July 2011 teddy_bear
Ready Teddy Go! How playing games makes hospital procedures less frightening

It takes a lot of imagination to take blood from a teddy bear. But the play specialists at UCLH have come up with an ingenious method, thanks to some creative needlework and a plastic bag full of red paint.

Liz Wilkinson, senior play specialist in the children’s outpatient department explains: "We get lots of very ill children here, and they can be very frightened by their illness. But sometimes the interventions they have to endure can be just as frightening."

"Having a cuddly toy on which we can demonstrate how a blood sample is taken reduces the fear of the unknown. The children can even use a real syringe - under careful supervision, of course - to take a sample, and put it into a tube.
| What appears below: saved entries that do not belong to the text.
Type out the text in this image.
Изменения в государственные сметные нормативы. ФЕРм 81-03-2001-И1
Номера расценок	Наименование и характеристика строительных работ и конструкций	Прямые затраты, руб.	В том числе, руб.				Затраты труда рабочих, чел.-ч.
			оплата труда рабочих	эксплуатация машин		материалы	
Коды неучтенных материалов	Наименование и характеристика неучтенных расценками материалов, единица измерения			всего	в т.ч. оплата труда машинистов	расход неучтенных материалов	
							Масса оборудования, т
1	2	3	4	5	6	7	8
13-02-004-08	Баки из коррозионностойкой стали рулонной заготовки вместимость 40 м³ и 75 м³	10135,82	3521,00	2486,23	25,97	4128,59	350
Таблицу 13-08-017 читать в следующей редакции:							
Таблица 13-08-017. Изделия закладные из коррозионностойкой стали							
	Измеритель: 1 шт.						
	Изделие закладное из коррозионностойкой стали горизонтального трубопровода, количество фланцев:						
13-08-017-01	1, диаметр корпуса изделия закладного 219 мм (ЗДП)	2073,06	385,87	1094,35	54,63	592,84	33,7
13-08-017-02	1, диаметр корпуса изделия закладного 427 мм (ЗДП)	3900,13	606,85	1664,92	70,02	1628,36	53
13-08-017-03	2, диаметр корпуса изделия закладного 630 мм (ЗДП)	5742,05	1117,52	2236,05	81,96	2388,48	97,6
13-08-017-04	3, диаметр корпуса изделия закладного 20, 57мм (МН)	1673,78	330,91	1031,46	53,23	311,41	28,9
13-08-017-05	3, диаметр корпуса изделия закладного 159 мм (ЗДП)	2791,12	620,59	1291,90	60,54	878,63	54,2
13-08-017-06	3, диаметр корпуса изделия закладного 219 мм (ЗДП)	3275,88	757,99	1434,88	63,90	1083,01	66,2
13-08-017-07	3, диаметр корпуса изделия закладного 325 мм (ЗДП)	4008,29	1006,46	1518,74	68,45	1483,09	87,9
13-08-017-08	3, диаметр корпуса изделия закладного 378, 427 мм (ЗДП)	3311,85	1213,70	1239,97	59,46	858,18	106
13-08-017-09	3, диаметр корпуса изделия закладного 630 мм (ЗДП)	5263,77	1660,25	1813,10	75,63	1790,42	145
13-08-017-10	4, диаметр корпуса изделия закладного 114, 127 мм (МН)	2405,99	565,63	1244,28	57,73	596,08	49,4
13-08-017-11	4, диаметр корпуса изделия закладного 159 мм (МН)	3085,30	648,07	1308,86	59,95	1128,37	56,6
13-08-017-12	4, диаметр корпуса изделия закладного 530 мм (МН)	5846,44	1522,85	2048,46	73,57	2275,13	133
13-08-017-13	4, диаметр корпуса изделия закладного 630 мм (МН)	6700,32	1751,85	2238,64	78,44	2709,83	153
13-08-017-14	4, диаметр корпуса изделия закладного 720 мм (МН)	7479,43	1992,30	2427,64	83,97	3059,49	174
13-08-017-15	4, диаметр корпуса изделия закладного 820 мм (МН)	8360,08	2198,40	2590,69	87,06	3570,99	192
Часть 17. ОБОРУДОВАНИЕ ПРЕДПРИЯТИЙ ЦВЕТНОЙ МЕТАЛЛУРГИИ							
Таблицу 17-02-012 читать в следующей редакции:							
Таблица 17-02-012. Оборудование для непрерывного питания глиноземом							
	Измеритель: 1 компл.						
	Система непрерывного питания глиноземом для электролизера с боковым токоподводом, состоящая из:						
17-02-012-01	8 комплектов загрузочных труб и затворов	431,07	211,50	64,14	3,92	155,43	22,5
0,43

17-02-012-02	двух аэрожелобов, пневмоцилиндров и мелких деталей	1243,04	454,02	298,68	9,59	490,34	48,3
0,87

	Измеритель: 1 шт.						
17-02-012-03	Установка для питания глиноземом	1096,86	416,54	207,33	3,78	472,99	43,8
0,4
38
We can then explain how it will go to the lab for testing so that the clever scientists can work out what is wrong with them."

Liz and her 15-strong team support all the children and adolescents across the Trust’s hospitals, working closely with medical staff to identify how they can help make things easier for the young patients. These range from using lights and music to distract babies who need injections through to teaching older children relaxation or meditation techniques to help them cope with invasive procedures.


For example, children who need radiotherapy have to be held perfectly still in a tailor-made mould to prevent damage to healthy tissue. To prepare them for this, the play specialists help them to make moulds from soft toys so that they are familiar to the procedure.

Building trusting relationships with the young patients is vital. Even in the outpatients department, children may come back again and again and the specialists have to work on developing a strong rapport with them.

"We start off with general play – such as pool, Nintendo or snakes and ladders – or just talking to the children to find out more about them" says Liz. "It’s helpful if we can get the children familiar with the medical equipment that will be used and talking about how nice the doctors and other medical staff are helps them to feel more positive about the experience. We always have to be honest about what’s going on, but if we can do it in a constructive way it helps reduce their fear."

And a lot of children are scared of hospitals. Sometimes it can be because of a bad experience in the past or because they’ve picked up their parent’s anxiety. So the team work with the children’s parents and siblings so that they are able to support the children through the process. Liz and her team can also teach families how to communicate with very premature babies or children with disabilities.

Talking to the patients, and using creative play and art, can also uncover how the children feel about their illness. This can then help the staff to address their psychological wellbeing as well as their physical ailments. "Sometimes drawing a picture can draw out feelings the child was not consciously aware of, so that these can be acknowledged and faced" says Liz.

Working with the young patients can also be an on-going task that spans many years. "One girl who had intensive support at the age of six chose to come back twice more, at nine and twelve, to have more sessions as she moved through different stages of her childhood. It’s things like that that make our work so worthwhile!" says Liz.